Married Priests

Some of you may have noticed the reportage on the recently concluded Synod of Bishops in Rome.

One topic some portions of the media have seized on was the rejection of the idea of permitting Catholic priests to marry. That was not even the main topic of the synod, but, okay, some folks in the US seem to be particularly obsessed with the issue.

The thing is, the Church already allows married priests (and I’m not referring to the exception traditionally made for married Anglican priests who convert).

What what?

The prohibition on married priests is specific to the Latin Rite; many of the Eastern Rites do permit priests to marry. So, the question is simply whether it should also be permitted in the Latin Rite.

What happened at the synod was that one of the bishops (an American, I think) raised the issue, and after brief discussion it was shot down. By the Eastern Rite Bishops.

Apparently, based on their own experiences with married priests, they felt that the practice created far more problems than it solved.

I am not one to argue with experience in such things.

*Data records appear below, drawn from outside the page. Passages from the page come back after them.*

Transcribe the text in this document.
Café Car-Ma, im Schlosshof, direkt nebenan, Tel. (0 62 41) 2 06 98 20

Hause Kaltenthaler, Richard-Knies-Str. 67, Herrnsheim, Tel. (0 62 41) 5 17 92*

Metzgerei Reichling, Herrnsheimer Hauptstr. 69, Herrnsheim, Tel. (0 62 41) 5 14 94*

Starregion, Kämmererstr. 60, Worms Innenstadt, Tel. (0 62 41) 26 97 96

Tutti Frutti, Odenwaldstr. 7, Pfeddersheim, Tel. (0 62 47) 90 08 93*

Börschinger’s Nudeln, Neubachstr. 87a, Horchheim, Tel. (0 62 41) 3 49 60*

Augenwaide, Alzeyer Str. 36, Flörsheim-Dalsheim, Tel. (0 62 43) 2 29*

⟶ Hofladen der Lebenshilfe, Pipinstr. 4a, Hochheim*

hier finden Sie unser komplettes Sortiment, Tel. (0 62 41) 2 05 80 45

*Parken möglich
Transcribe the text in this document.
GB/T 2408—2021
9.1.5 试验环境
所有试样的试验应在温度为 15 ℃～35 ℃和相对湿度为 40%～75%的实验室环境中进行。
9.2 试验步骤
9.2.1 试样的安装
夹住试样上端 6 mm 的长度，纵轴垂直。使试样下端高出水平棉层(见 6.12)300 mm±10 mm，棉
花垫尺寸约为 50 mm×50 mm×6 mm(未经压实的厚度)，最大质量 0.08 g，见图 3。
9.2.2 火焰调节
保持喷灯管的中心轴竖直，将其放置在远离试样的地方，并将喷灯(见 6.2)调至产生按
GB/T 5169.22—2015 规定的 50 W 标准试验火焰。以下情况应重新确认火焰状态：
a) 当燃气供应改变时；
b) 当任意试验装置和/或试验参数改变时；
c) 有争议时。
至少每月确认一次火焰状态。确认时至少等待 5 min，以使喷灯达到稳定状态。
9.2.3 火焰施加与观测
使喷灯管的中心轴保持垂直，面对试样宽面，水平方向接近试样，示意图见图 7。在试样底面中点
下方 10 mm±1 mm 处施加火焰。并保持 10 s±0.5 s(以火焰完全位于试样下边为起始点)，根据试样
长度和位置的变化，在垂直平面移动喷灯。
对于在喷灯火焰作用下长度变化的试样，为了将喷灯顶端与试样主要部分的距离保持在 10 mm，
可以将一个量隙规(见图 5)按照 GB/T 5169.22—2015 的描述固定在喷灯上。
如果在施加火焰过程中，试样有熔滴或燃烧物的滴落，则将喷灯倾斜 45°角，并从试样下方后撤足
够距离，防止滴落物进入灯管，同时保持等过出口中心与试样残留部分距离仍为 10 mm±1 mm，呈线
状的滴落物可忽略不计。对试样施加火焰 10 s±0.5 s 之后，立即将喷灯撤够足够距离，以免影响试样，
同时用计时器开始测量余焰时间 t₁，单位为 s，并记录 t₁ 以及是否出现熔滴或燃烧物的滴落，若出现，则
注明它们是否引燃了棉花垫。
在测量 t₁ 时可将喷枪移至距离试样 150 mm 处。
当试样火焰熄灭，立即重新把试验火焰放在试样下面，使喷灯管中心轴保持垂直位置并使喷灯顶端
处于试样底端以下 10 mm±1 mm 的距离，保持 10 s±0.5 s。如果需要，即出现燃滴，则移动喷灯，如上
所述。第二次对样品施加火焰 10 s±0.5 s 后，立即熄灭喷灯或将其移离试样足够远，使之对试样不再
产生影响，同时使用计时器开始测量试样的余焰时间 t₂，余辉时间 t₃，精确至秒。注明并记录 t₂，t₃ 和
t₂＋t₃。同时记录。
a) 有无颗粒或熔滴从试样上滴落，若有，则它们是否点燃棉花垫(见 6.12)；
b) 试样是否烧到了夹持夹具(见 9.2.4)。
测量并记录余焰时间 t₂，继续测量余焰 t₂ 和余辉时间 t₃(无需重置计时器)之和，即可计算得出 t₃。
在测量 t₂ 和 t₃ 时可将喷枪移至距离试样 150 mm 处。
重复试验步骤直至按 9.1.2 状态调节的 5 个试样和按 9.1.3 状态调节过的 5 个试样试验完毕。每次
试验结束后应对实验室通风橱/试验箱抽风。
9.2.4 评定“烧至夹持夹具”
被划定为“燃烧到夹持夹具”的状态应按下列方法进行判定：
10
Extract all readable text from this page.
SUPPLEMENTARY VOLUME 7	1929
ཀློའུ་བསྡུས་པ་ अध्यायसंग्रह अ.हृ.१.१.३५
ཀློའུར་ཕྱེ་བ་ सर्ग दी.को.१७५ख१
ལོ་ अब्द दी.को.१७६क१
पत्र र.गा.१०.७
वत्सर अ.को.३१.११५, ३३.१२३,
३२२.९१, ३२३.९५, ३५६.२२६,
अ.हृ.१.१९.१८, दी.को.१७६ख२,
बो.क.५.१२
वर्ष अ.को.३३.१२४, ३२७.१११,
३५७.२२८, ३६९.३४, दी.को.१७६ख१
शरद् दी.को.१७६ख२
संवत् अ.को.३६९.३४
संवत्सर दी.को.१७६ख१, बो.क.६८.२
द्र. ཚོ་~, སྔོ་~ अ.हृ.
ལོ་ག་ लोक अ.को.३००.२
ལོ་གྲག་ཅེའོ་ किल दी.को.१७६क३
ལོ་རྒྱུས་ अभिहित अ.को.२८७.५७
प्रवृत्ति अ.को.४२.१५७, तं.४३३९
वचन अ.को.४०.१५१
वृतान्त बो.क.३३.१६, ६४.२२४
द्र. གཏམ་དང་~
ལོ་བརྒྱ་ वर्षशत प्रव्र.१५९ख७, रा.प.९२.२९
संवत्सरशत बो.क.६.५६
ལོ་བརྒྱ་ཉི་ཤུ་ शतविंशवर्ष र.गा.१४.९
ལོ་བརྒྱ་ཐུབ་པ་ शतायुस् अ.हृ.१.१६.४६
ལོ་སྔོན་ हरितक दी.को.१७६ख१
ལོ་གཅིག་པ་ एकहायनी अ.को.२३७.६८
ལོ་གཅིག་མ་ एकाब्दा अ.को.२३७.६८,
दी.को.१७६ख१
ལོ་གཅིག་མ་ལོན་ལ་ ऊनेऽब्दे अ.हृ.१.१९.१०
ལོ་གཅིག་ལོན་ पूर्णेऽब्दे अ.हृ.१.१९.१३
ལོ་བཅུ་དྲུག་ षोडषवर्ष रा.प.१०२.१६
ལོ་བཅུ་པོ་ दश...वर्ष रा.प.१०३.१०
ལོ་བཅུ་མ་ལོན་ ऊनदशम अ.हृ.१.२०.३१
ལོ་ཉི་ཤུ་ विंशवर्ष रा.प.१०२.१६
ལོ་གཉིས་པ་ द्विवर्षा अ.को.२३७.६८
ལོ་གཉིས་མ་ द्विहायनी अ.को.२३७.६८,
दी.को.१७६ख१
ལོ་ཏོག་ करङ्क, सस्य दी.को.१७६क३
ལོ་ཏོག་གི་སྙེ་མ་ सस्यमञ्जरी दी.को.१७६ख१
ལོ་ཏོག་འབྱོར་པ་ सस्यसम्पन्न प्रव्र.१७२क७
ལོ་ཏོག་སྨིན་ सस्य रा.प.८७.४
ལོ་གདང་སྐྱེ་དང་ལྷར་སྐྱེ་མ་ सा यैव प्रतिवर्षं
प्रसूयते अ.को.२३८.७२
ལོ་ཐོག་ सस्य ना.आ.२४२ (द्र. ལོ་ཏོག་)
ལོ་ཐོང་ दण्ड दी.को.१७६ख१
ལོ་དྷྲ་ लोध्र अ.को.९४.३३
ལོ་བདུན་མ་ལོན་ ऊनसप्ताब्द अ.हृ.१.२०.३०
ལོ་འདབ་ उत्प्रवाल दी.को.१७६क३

Short of the wholesale migration of the disaffected conservative Anglican congregations into communion with Rome (which would likely result in the creation of a separate Anglican Rite to accomodate them), the West is unlikely to ever see married Catholic priests, any more than Eastern Rites are likely to reverse their own position after so many centuries (it’s much harder to prohibit again once you’ve started allowing it…).